Der ZDF-Journalist und Nachrichtensprecher Christian Sievers warnte vor seinem digitalen Klon. „Der Typ sieht aus wie ich und klingt fast wie ich. Aber ich bin es nicht wirklich. Echt nicht“, schrieb er in dem sozialen Netzwerk X (vormals Twitter). Sievers hatte ein Video entdeckt, in dem vermeintlich er selbst für eine neue Investmentmöglichkeit wirbt. Doch Sievers hat nie gesprochen. Betrüger haben eine digitale Kopie seiner Stimme erstellt und den echten Mitschnitt einer „heute journal“-Moderation so bearbeitet, dass Sievers‘ Lippenbewegungen an den Text angepasst wurden – der bekannte Moderator als Werbegesicht für mutmaßlichen Anlagebetrug.

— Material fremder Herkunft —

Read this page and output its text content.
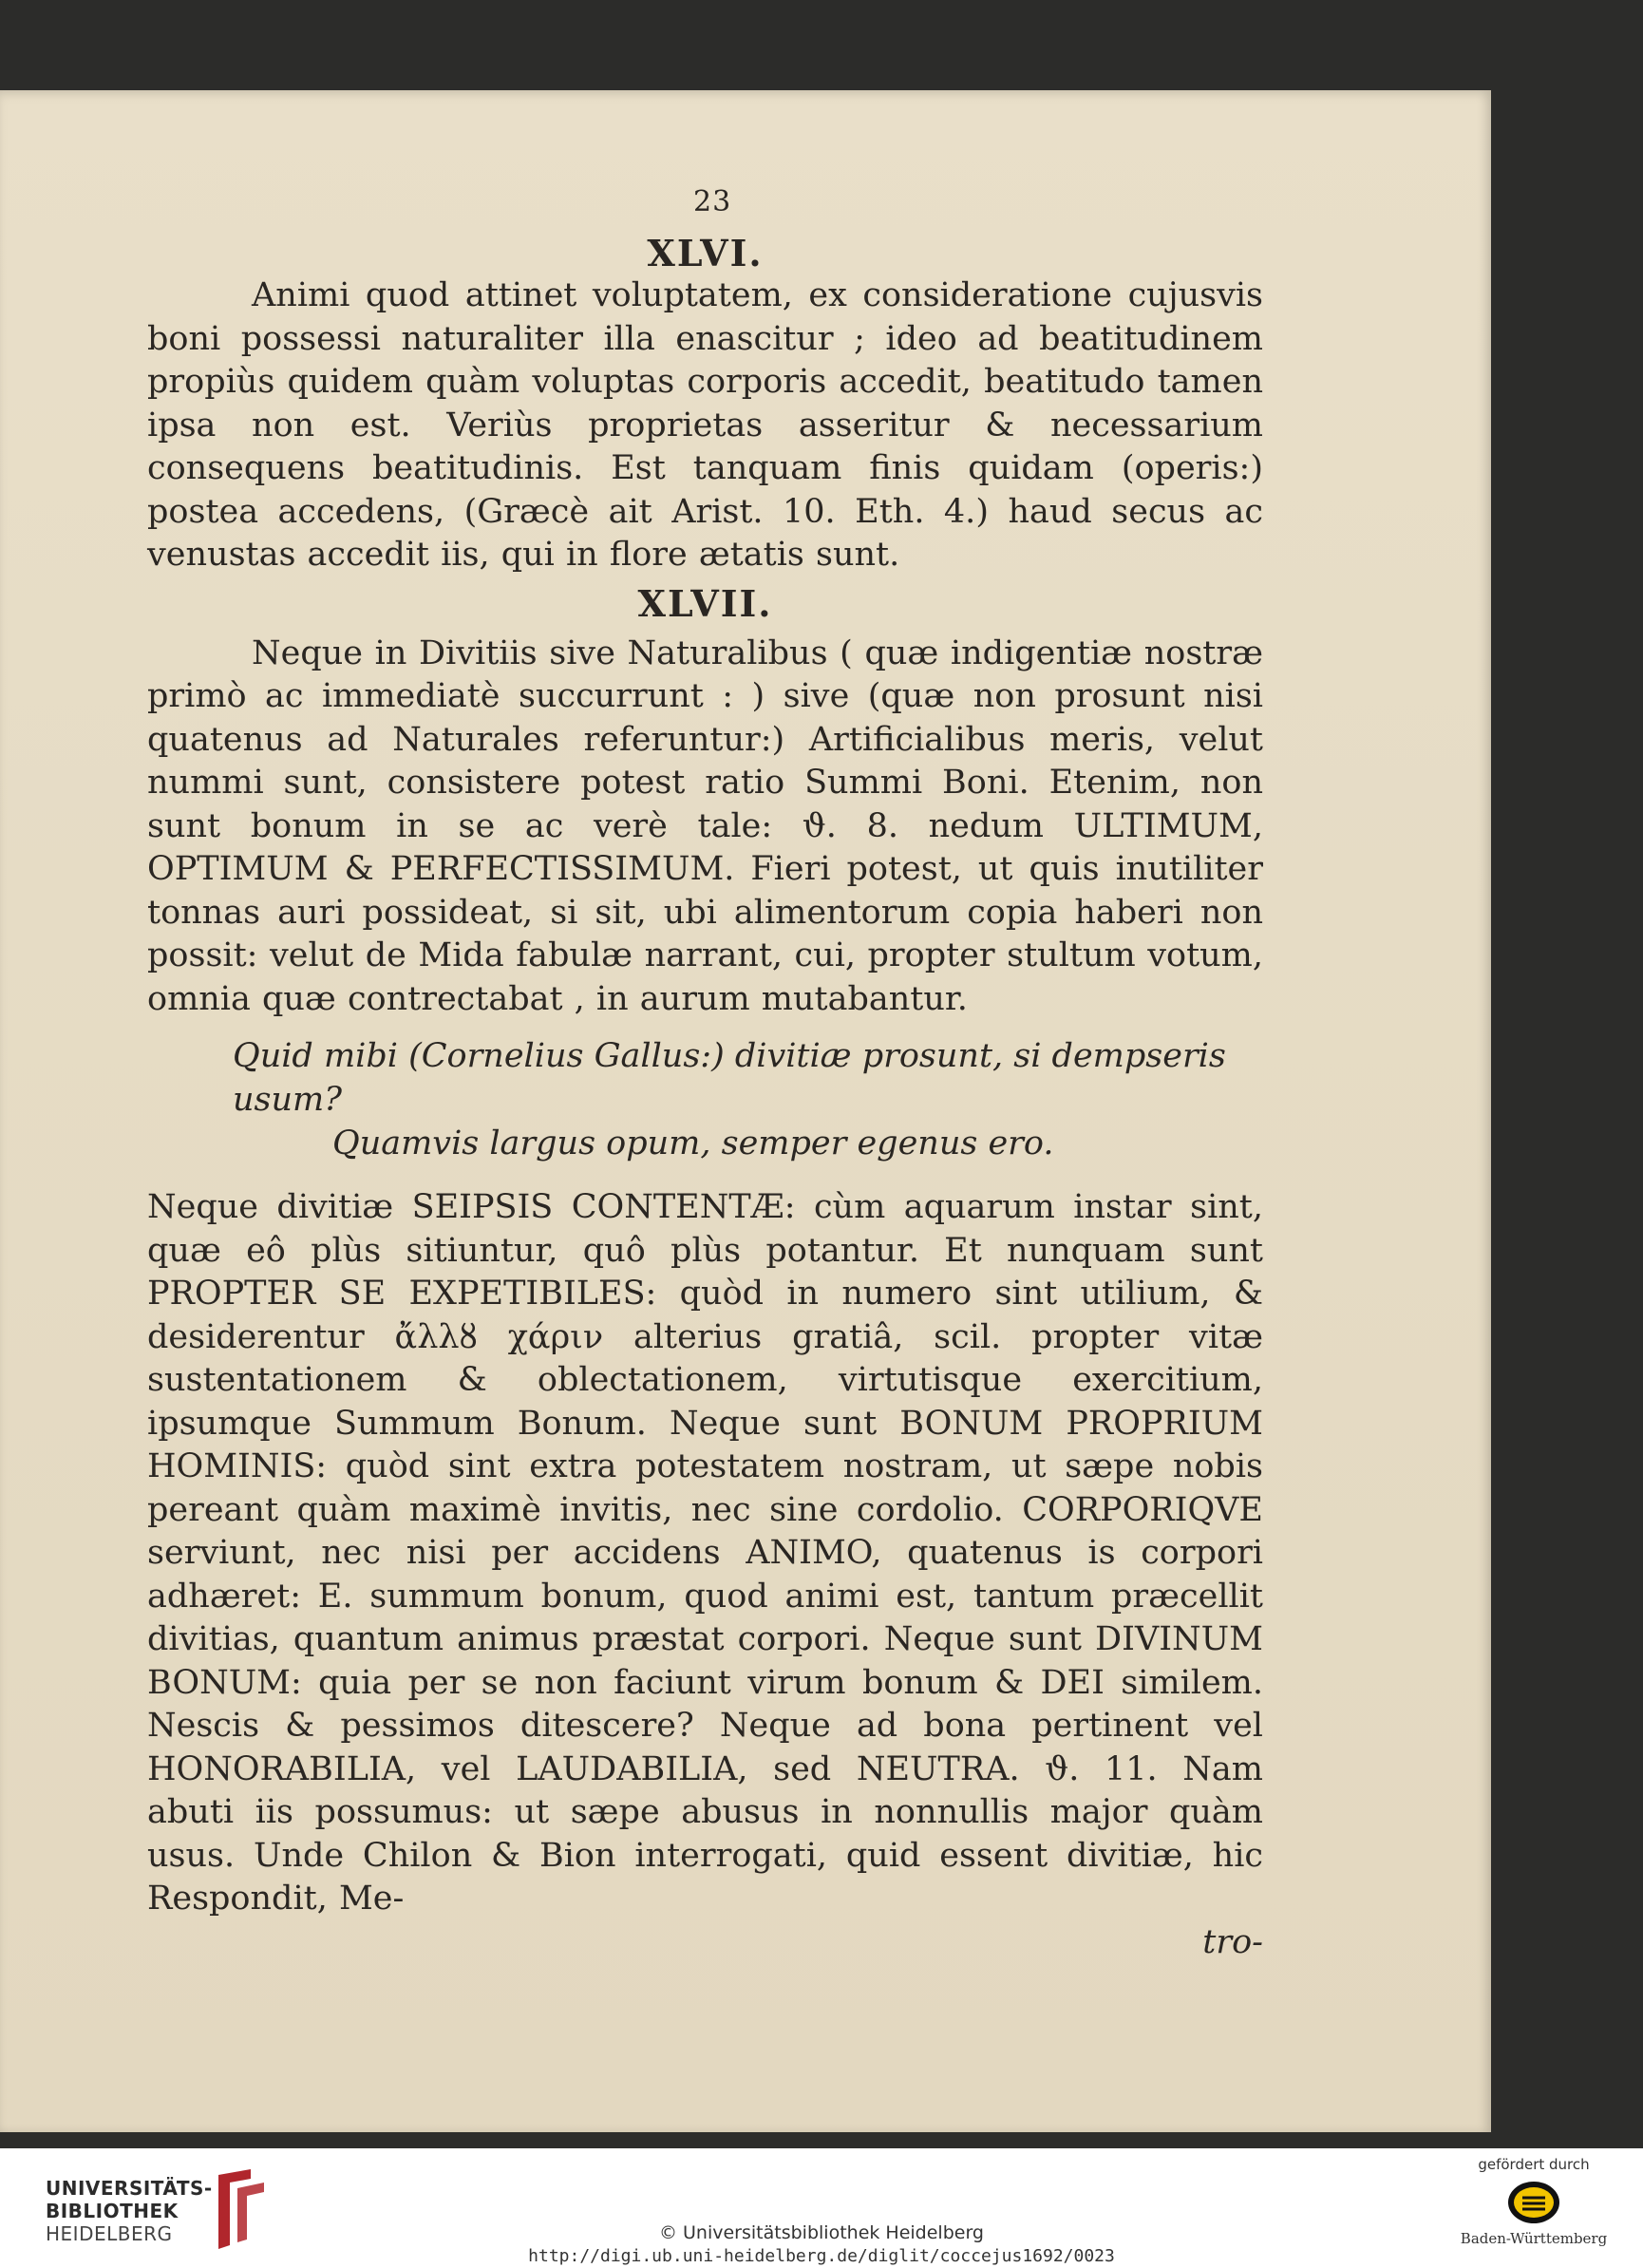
23
XLVI.

Animi quod attinet voluptatem, ex consideratione cujusvis boni possessi naturaliter illa enascitur ; ideo ad beatitudinem propiùs quidem quàm voluptas corporis accedit, beatitudo tamen ipsa non est. Veriùs proprietas asseritur & necessarium consequens beatitudinis. Est tanquam finis quidam (operis:) postea accedens, (Græcè ait Arist. 10. Eth. 4.) haud secus ac venustas accedit iis, qui in flore ætatis sunt.

XLVII.

Neque in Divitiis sive Naturalibus ( quæ indigentiæ nostræ primò ac immediatè succurrunt : ) sive (quæ non prosunt nisi quatenus ad Naturales referuntur:) Artificialibus meris, velut nummi sunt, consistere potest ratio Summi Boni. Etenim, non sunt bonum in se ac verè tale: ϑ. 8. nedum ULTIMUM, OPTIMUM & PERFECTISSIMUM. Fieri potest, ut quis inutiliter tonnas auri possideat, si sit, ubi alimentorum copia haberi non possit: velut de Mida fabulæ narrant, cui, propter stultum votum, omnia quæ contrectabat , in aurum mutabantur.

Quid mibi (Cornelius Gallus:) divitiæ prosunt, si dempseris usum?
Quamvis largus opum, semper egenus ero.

Neque divitiæ SEIPSIS CONTENTÆ: cùm aquarum instar sint, quæ eô plùs sitiuntur, quô plùs potantur. Et nunquam sunt PROPTER SE EXPETIBILES: quòd in numero sint utilium, & desiderentur ἄλλȣ χάριν alterius gratiâ, scil. propter vitæ sustentationem & oblectationem, virtutisque exercitium, ipsumque Summum Bonum. Neque sunt BONUM PROPRIUM HOMINIS: quòd sint extra potestatem nostram, ut sæpe nobis pereant quàm maximè invitis, nec sine cordolio. CORPORIQVE serviunt, nec nisi per accidens ANIMO, quatenus is corpori adhæret: E. summum bonum, quod animi est, tantum præcellit divitias, quantum animus præstat corpori. Neque sunt DIVINUM BONUM: quia per se non faciunt virum bonum & DEI similem. Nescis & pessimos ditescere? Neque ad bona pertinent vel HONORABILIA, vel LAUDABILIA, sed NEUTRA. ϑ. 11. Nam abuti iis possumus: ut sæpe abusus in nonnullis major quàm usus. Unde Chilon & Bion interrogati, quid essent divitiæ, hic Respondit, Me-

tro-

UNIVERSITÄTS-
BIBLIOTHEK
HEIDELBERG	© Universitätsbibliothek Heidelberg
http://digi.ub.uni-heidelberg.de/diglit/coccejus1692/0023
gefördert durch
Baden-Württemberg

Solche Deep Fakes sind dank der rasanten Entwicklung sogenannter künstlicher Intelligenz bereits mit wenig Aufwand und kaum Vorkenntnissen möglich. Oft lassen sie sich spätestens auf den zweiten Blick als Fälschung entlarven. Doch die Technik wird immer besser – und sie wird immer einfacher zu bedienen. Deep Fakes – mithilfe künstlicher Intelligenz (KI) erstellte Fälschungen von Bildern, Sprachaufnahmen und Videos echter Personen – werden nicht nur von gewöhnlichen Kriminellen genutzt. Sie drohen auch zu einem viel verwendeten Werkzeug politischer Kampagnen und Einflussoperationen zu werden.
In Washington, D. C., beobachtet Gavin Wilde, Wissenschaftler der Denkfabrik Carnegie Endowment for International Peace, solche Entwicklungen. „Führende US-Geheimdienstmitarbeiter erwarten, dass Staaten wie Russland, aber auch nicht staatliche Akteure zunehmend generative KI einsetzen werden, um Deep Fakes zu erstellen“, sagt er dem RedaktionsNetzwerk Deutschland (RND) bei einem Gespräch mit internationalen Journalisten. „Je verfügbarer diese Technologie wird, desto mehr werden wir eine Flut von Deep Fakes sehen – besonders im Zusammenhang mit Großereignissen wie Wahlen oder Militärübungen.“
Bislang sind überzeugende Deep Fakes in politischen Kampagnen noch eine Seltenheit. Doch vor allem Stimmen lassen sich heute bereits leicht und zunehmend überzeugend klonen. Technisches Know-how ist dafür nicht nötig. Die Technik wird längst auch für alltägliche Betrugsversuche eingesetzt. Deep Fakes werden in naher Zukunft noch viel überzeugender werden. Und die vergangenen Jahre haben gezeigt: Fälschungen müssen gar nicht perfekt sein, um zu überzeugen. Menschen neigen dazu, Dinge eher zu glauben, wenn sie ihr Weltbild bestätigen. Und sie neigen oft auch dazu, sie ungeprüft weiterzuverbreiten.
Nicht nur Deep Fakes, auch andere durch künstliche Intelligenz erzeugte Bilder und Videos haben das Potenzial, für Desinformationskampagnen verwendet zu werden und gesellschaftliche Unruhe zu stiften. Besonders große Fortschritte hat in den vergangenen Monaten die Entwicklung von Chatbots gemacht, die auf sogenannten Large Language Models, großen Sprachmodellen, basieren. Systeme wie ChatGPT des KI-Pioniers Open AI oder Claude des Konkurrenten Anthropic sind nicht nur in der Lage, nützliche Gebrauchstexte zu verfassen, die sich kaum noch von menschengeschriebenen Texten unterscheiden. Sie lassen sich auch dazu verwenden, Propagandatexte voller Falschinformationen zu schreiben. Beide Systeme haben Sicherheitsmechanismen eingebaut, die verhindern sollen, dass sie zur Erstellung von propagandistischen, volksverhetzenden Inhalten oder Falschinformationen verwendet werden. Diese Mechanismen lassen sich jedoch austricksen.
KI-Experten und Sicherheitsforscher sind sich einig: An denselben Techniken, die derzeit vor allem von US-Unternehmen entwickelt und der Weltöffentlichkeit vorgestellt werden, arbeiten gleichzeitig im Verborgenen auch Geheimdienste und andere staatliche Stellen. Künftig könnten solche Systeme bei staatlich gesteuerten Desinformationskampagnen und Einflussoperationen zum Einsatz kommen. Systeme, die wie ChatGPT funktionieren – aber keine Sicherheitsmechanismen haben und speziell dafür programmiert wurden, Propaganda und Desinformation zu erstellen.